The communal feel draws other college students, like Pitt senior communications major Ariel Pastore-Sebring. Despite being a self-described foodie, she doesn’t let her love of food color her love for brunch.
“[Brunch is] not a meal,” Pastore-Sebring said. “It’s become more of an activity, something to do … [that] social aspect is really healthy.”
Pastore-Sebring shares memories similar to Gilbert’s with a family brunch on Saturday or Sunday part of the b-roll of her childhood. She looks at brunch as an opportunity to “cleanse yourself” of the previous night.
All of this eating and drinking is stretched out over the course of the meal, as Pastore-Sebring and Gilbert noted from their own experiences. The average American spends a total of 67.8 minutes a day eating, according to a 2011 tally by the U.S. Department of Agriculture. Going off Gilbert’s estimates, the average brunch table at The Yard stays there for at least 90 minutes.
Spreading out the time between courses is good for the body, according to Jeffrey Lucchino, Director of Sports Nutrition at UPMC. He compares the body to a sponge: Eating fast activates a “snooze button,” contributing to lethargic behavior and bloating. Eating slow lets your head keep better track of your hunger.
“Your brain needs 20 minutes to realize that something is being consumed,” Lucchino said. That delay means eating slow makes you become “fuller quicker” and eat less.

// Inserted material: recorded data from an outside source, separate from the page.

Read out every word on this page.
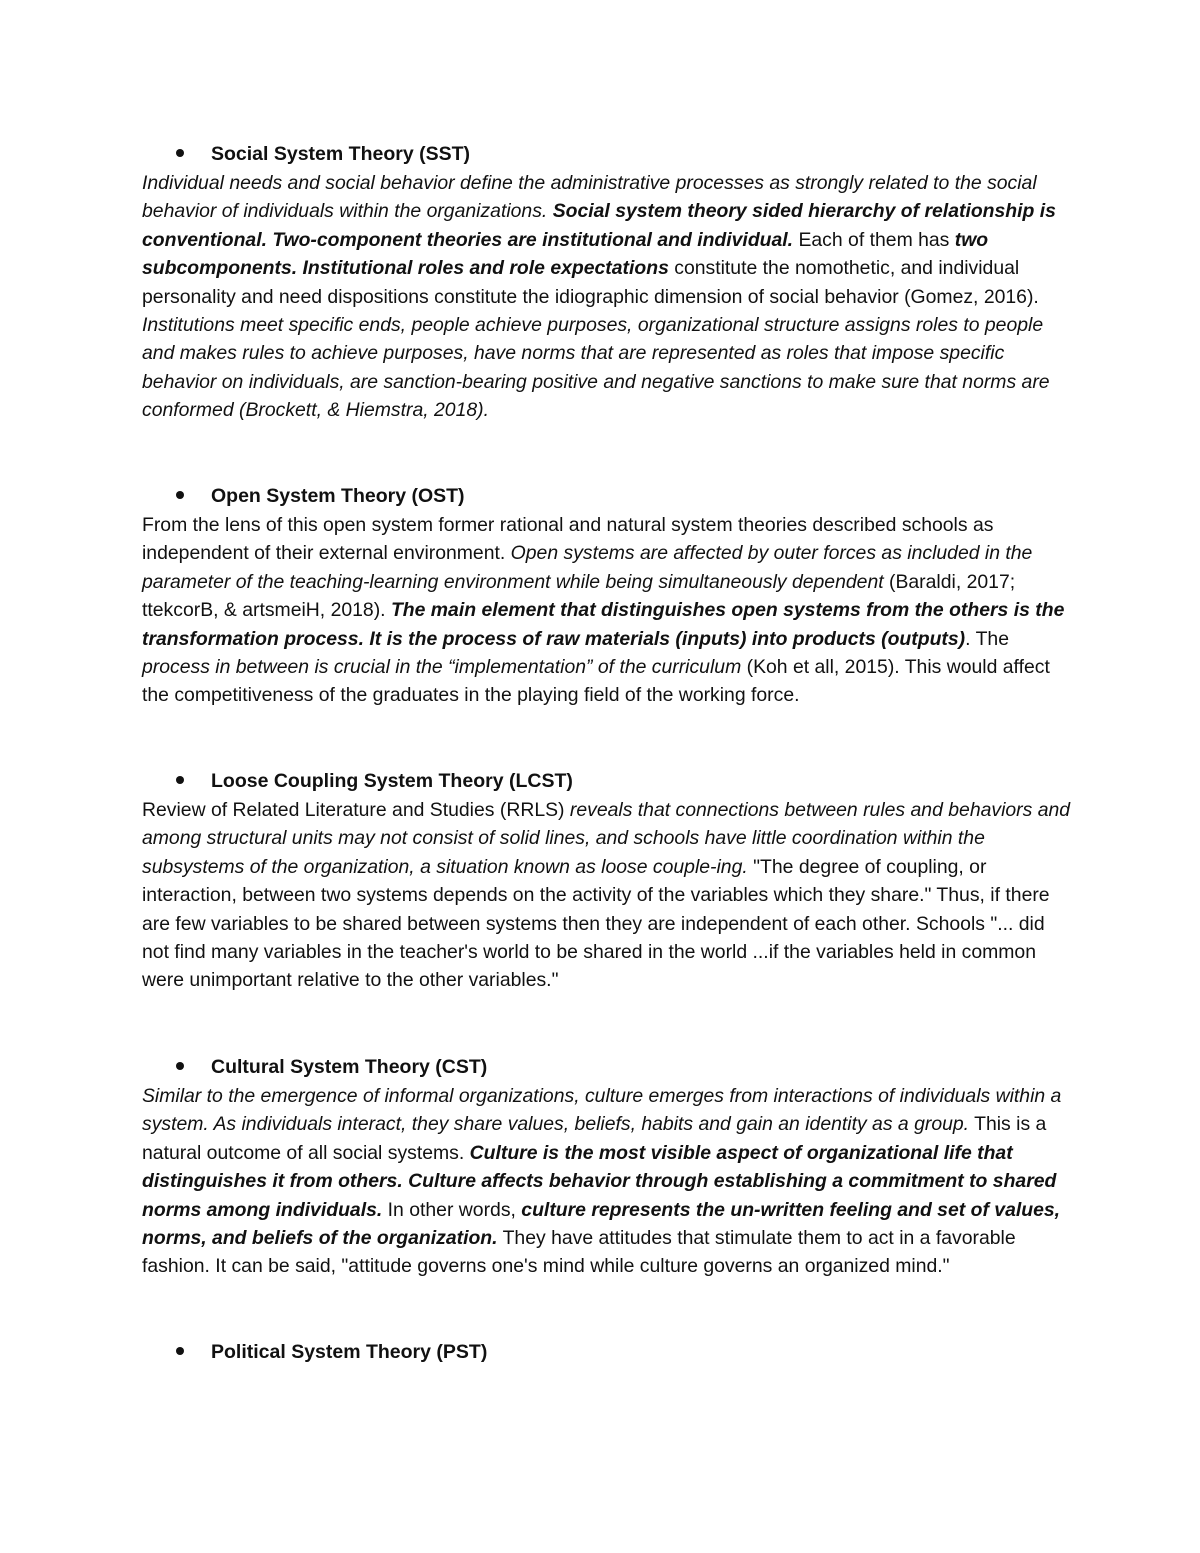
Social System Theory (SST)
Individual needs and social behavior define the administrative processes as strongly related to the social behavior of individuals within the organizations. Social system theory sided hierarchy of relationship is conventional. Two-component theories are institutional and individual. Each of them has two subcomponents. Institutional roles and role expectations constitute the nomothetic, and individual personality and need dispositions constitute the idiographic dimension of social behavior (Gomez, 2016). Institutions meet specific ends, people achieve purposes, organizational structure assigns roles to people and makes rules to achieve purposes, have norms that are represented as roles that impose specific behavior on individuals, are sanction-bearing positive and negative sanctions to make sure that norms are conformed (Brockett, & Hiemstra, 2018).
Open System Theory (OST)
From the lens of this open system former rational and natural system theories described schools as independent of their external environment. Open systems are affected by outer forces as included in the parameter of the teaching-learning environment while being simultaneously dependent (Baraldi, 2017; ttekcorB, & artsmeiH, 2018). The main element that distinguishes open systems from the others is the transformation process. It is the process of raw materials (inputs) into products (outputs). The process in between is crucial in the “implementation” of the curriculum (Koh et all, 2015). This would affect the competitiveness of the graduates in the playing field of the working force.
Loose Coupling System Theory (LCST)
Review of Related Literature and Studies (RRLS) reveals that connections between rules and behaviors and among structural units may not consist of solid lines, and schools have little coordination within the subsystems of the organization, a situation known as loose couple-ing. "The degree of coupling, or interaction, between two systems depends on the activity of the variables which they share." Thus, if there are few variables to be shared between systems then they are independent of each other. Schools "... did not find many variables in the teacher's world to be shared in the world ...if the variables held in common were unimportant relative to the other variables."
Cultural System Theory (CST)
Similar to the emergence of informal organizations, culture emerges from interactions of individuals within a system. As individuals interact, they share values, beliefs, habits and gain an identity as a group. This is a natural outcome of all social systems. Culture is the most visible aspect of organizational life that distinguishes it from others. Culture affects behavior through establishing a commitment to shared norms among individuals. In other words, culture represents the un-written feeling and set of values, norms, and beliefs of the organization. They have attitudes that stimulate them to act in a favorable fashion. It can be said, "attitude governs one's mind while culture governs an organized mind."
Political System Theory (PST)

Brunch also invites a group to share food among themselves. With food sharing, you “can have almost everything on the menu” with a big group, as Subramaniam observed. Pastore-Sebring saw brunch as a meal in a more European tradition, like an Italian antipasti or Spanish tapas. That let’s everyone have a nibble without breaking the bank — or their stomach.

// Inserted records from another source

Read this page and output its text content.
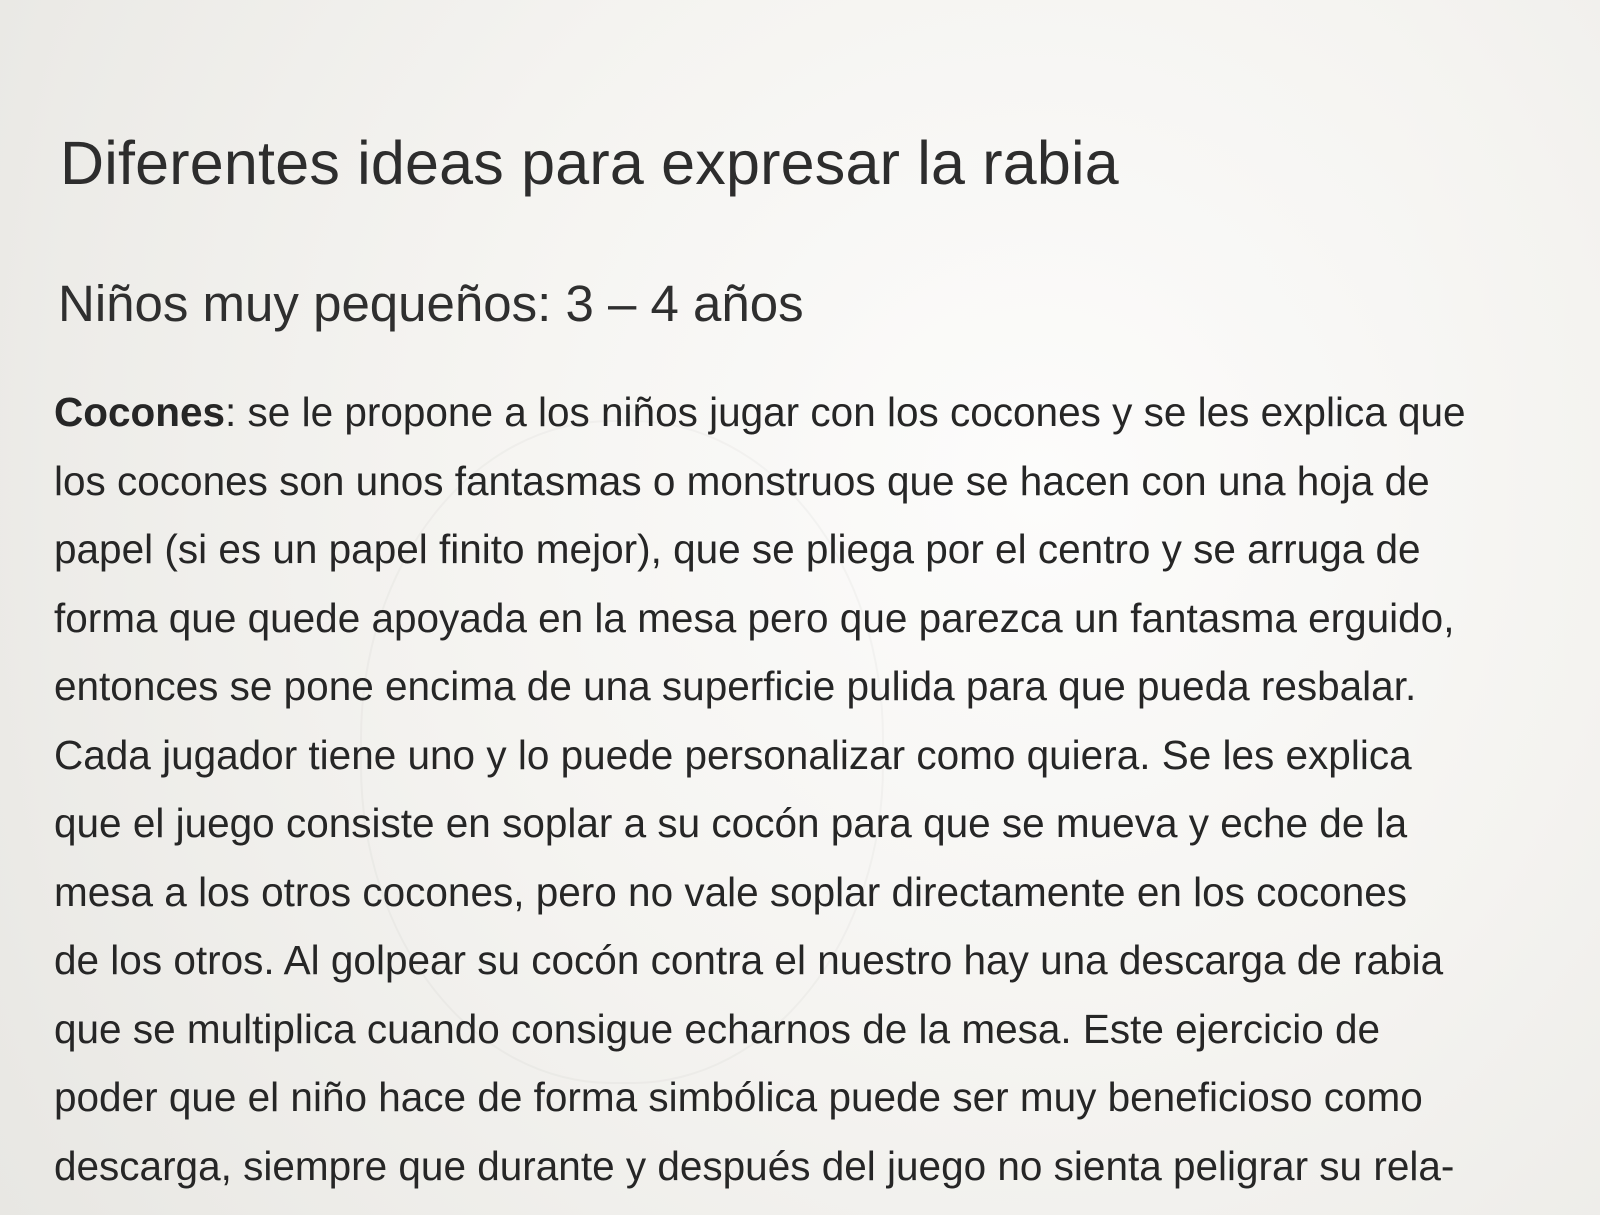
Diferentes ideas para expresar la rabia
Niños muy pequeños: 3 – 4 años
Cocones: se le propone a los niños jugar con los cocones y se les explica que
los cocones son unos fantasmas o monstruos que se hacen con una hoja de
papel (si es un papel finito mejor), que se pliega por el centro y se arruga de
forma que quede apoyada en la mesa pero que parezca un fantasma erguido,
entonces se pone encima de una superficie pulida para que pueda resbalar.
Cada jugador tiene uno y lo puede personalizar como quiera. Se les explica
que el juego consiste en soplar a su cocón para que se mueva y eche de la
mesa a los otros cocones, pero no vale soplar directamente en los cocones
de los otros. Al golpear su cocón contra el nuestro hay una descarga de rabia
que se multiplica cuando consigue echarnos de la mesa. Este ejercicio de
poder que el niño hace de forma simbólica puede ser muy beneficioso como
descarga, siempre que durante y después del juego no sienta peligrar su rela-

As for the booze, even if it may make things cloudy, the effect on a hangover-addled brain and body can still feel beneficial — to an extent.
“[Brunch] is catch up time for the pallette and the brain,” Subramaniam said. “[But] if you order five bloody marys, I wouldn’t call that healthy.”
While all that booze might be helpful to Peter’s bottom line, sharing a few plates would be just fine as well. Brehl is hoping within a few months, they might have to open the upstairs of the pub for spillover crowds.
“That’s going to be our barometer,” Brehl said.